L'armée n'a pas encore ouvertement pris parti dans la querelle, mais, fin mai, 7 commandants de districts militaires sont changés. Ce qui n'empêche pas la technologie de progresser : dans l'année 2 essais nucléaires et 3 nouveaux satellites. Depuis 1970, il y a eu 5 satellites, et, depuis 1964, 18 essais nucléaires. On attribue à la Chine 50 missiles de portée 1 500 km et des fusées de portée 3 800 km utilisables contre l'URSS. En 1980, seulement, elle disposerait de missiles de portée 9 000 km dirigés aussi contre les États-Unis.

Dans le même temps, le Ve Plan quinquennal est lancé par d'énormes congrès sur l'agriculture, l'industrie charbonnière, etc. La production annuelle de céréales atteint presque 300 millions de t, l'extraction de charbon 500 millions, le pétrole 100 millions de t de brut. Soit 10 fois plus qu'il y a dix ans.

Et, dans dix ans, ces 100 millions de t doivent être encore multipliés par 4 ou 5, la Chine populaire devenant l'un des plus grands producteurs et exportateurs de pétrole du monde. Ainsi progresse l'économie malgré les troubles qui l'ont menacée ici et là ; on connaît seulement en juillet 1975 les émeutes de Hangchow, où il a fallu envoyer plus de 6 000 soldats dans une dizaine d'usines pour rétablir l'ordre. Une demi-douzaine d'autres provinces (on l'apprendra plusieurs mois après) ont également été secouées par les violences d'ouvriers qui réclament de meilleures conditions de vie.

Idéologie

C'est une illustration du vaste débat entre les deux lignes. D'un côté, les idéologues révolutionnaires qui chambrent Mao, s'abritent derrière sa caution et profitent du 10e anniversaire de la Révolution culturelle pour la relancer, avec l'aide des grands moyens d'information (le Quotidien du peuple, Agence Chine nouvelle, radio) ralliés à leur camp. De l'autre, les réalistes, baptisés par leurs adversaires droitistes engagés dans la voie capitaliste, coupables d'économisme. Ceux-là voudraient appliquer le rapport-testament lu par Chou En-lai lui-même, devant le nouveau Congrès du peuple en janvier 1975 : faire de la Chine, avant la fin du siècle, une grande puissance économique mondiale.

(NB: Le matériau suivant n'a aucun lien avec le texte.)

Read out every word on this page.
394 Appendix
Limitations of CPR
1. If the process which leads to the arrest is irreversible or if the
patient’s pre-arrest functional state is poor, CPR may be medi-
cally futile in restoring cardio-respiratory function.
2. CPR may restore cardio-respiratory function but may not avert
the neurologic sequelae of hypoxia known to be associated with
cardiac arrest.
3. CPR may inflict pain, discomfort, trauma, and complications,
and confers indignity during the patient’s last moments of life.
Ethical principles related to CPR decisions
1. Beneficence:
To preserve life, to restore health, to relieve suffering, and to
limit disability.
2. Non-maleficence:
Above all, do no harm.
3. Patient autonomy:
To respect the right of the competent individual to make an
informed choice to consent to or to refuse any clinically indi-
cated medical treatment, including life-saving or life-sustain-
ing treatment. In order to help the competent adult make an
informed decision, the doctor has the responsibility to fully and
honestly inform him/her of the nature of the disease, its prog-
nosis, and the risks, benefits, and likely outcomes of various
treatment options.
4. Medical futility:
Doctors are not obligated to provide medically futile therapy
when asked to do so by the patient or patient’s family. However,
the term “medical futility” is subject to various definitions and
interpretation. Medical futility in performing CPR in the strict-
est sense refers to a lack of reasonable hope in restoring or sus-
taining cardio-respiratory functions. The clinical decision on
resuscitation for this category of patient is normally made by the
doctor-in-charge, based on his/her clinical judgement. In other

À leur tête, le successeur que Chou s'est choisi pour son réalisme, justement, et son efficacité : Teng Hsiao-ping, à qui les dazibao (affiches manuscrites) rappelleront cent fois avant sa chute qu'il a dit : « Blanc ou noir, un bon chat est celui qui attrape les souris » ou encore : « Peu importe qu'on escalade une montagne par la face sud ou la face nord, l'important est qu'on atteigne le sommet. »

À rapprocher d'une autre cible des révolutionnaires, le ministre de l'Éducation Chou Jung-hsin, mort, sans doute en mai, après avoir disparu au soir des obsèques de Chou En-lai. On lui reprochait de tenter « d'adapter le système d'éducation aux besoins de l'économie », car « les étudiants qui sortent actuellement des universités ne savent même pas écrire ». Alors, Teng croit s'en tirer en préconisant de « prendre les 3 directives comme axe » (sous-entendu, les 3 directives du président Mao) :
– Étudier la dictature du prolétariat, combattre et prévenir le révisionnisme ;
– Encourager stabilité et unité ;
– Faire décoller l'économie nationale.

En fait, par un habile amalgame, il cite la première pour insister sur les deux autres. À quoi Mao lui-même répond le 24 février en publiant cette apostrophe dans le Quotidien du peuple : « Qu'est-ce que c'est que cette invention : prendre les 3 directives comme axe ! » Et il insiste sur la première seule. Deux jours plus tard, pour la première fois, apparaît en clair sur les affiches manuscrites le nom de Teng « malin aussi sournois qu'un renard ». Pas plus malin peut-être, après tout, que son successeur Hua Kuo-feng, moins idéologue que technicien de l'économie et de l'administration.

Coexistence

Sur le terrain diplomatique, la Chine continue à accuser l'Union soviétique des pires intentions belliqueuses auprès des responsables des 102 pays (2 fois plus qu'en 1971) qui ont noué des relations diplomatiques avec Pékin.